In that setting, separation of concerns comes with a different flavor as different stakeholders (e.g. component supplier, system architect, system builder, safety engineer, etc.) need to become able to work independently according to their role. Separation of roles, composability and compositionality become the drivers for bundling different concerns in a role-specific way. Basically, the challenge is to identify the sweet spot between freedom-of-choice and freedom-from-choice such that different roles can do their specific part of the work independently from the others and that they can consume and provide different building blocks without direct interaction with other roles.

At its core, this is about the link between component level and system level and thinking about complex robotic systems before we build them. It is about becoming able to perform what-if analyses, to predict system level properties and to know that the required ones are matched by the selected components and the selected configuration.

In this talk, I will explain how model-driven approaches can be used to support separation of roles, composition and compositionality for robotics software systems. This is based on and underpinned by the practical work and body-of-knowledge of the EU H2020 RobMoSys project, the German national project SeRoNet and its real-world use e.g. within the Festo Robotino robots. It comes with models, open source tooling and robotic systems.

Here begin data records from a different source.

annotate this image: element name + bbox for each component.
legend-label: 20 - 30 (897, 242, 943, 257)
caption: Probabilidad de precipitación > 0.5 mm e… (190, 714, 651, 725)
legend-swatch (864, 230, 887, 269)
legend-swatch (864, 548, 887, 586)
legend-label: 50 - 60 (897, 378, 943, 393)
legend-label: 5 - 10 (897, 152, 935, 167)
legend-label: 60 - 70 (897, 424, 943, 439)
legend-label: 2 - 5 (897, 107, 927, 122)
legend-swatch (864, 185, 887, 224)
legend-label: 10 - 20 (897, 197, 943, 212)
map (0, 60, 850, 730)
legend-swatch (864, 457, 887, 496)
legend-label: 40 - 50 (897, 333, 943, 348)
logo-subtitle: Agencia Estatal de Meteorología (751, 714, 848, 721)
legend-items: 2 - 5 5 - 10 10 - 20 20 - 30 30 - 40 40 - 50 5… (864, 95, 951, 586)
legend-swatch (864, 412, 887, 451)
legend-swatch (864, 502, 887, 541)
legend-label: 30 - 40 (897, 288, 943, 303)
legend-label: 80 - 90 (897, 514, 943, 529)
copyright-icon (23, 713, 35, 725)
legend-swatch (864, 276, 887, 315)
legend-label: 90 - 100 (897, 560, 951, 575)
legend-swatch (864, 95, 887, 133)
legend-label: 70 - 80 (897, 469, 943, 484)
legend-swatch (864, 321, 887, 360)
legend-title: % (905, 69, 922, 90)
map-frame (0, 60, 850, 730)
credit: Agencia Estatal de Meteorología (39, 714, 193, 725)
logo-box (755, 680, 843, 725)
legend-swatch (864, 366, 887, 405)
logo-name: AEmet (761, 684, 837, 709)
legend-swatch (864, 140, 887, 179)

Model-driven approaches are considered to have the potential to interlink all the various topics brought up by the talks of this meeting.

References

[1] Matthias Lutz, Juan F. Inglés-Romero, Dennis Stampfer, Alex Lotz, Cristina Vicente-Chicote and Christian Schlegel. “Managing Variability as a Means to Promote Composability: A Robotics Perspective.” In New Perspectives on Information Systems Modeling and Design, ed. António Miguel Rosado da Cruz and Maria Estrela Ferreira da Cruz, 274-295 (2019), doi:10.4018/978-1-5225-7271-8.ch012

[2] Lotz, A., Hamann, A., Lange, R., Heinzemann, C., Staschulat, J., Kesel, V., Stampfer, D., Lutz, M., and Schlegel, C. Combining Robotics Component-Based Model-Driven Development with a Model-Based Performance Analysis. In IEEE International Conference on Simulation, Modeling, and Programming for Autonomous Robots (SIMPAR), 2016, San Francisco, CA, USA.

[3] Dennis Stampfer, Alex Lotz, Matthias Lutz and Christian Schlegel. “The SmartMDSD Toolchain: An Integrated MDSD Workflow and Integrated Development Environment (IDE) for Robotics Software”. Special Issue on Domain-Specific Languages and Models in Robotics, Journal of Software Engineering for Robotics (JOSER), 7(1), 3-19 ISSN: 2035-3928, July 2016.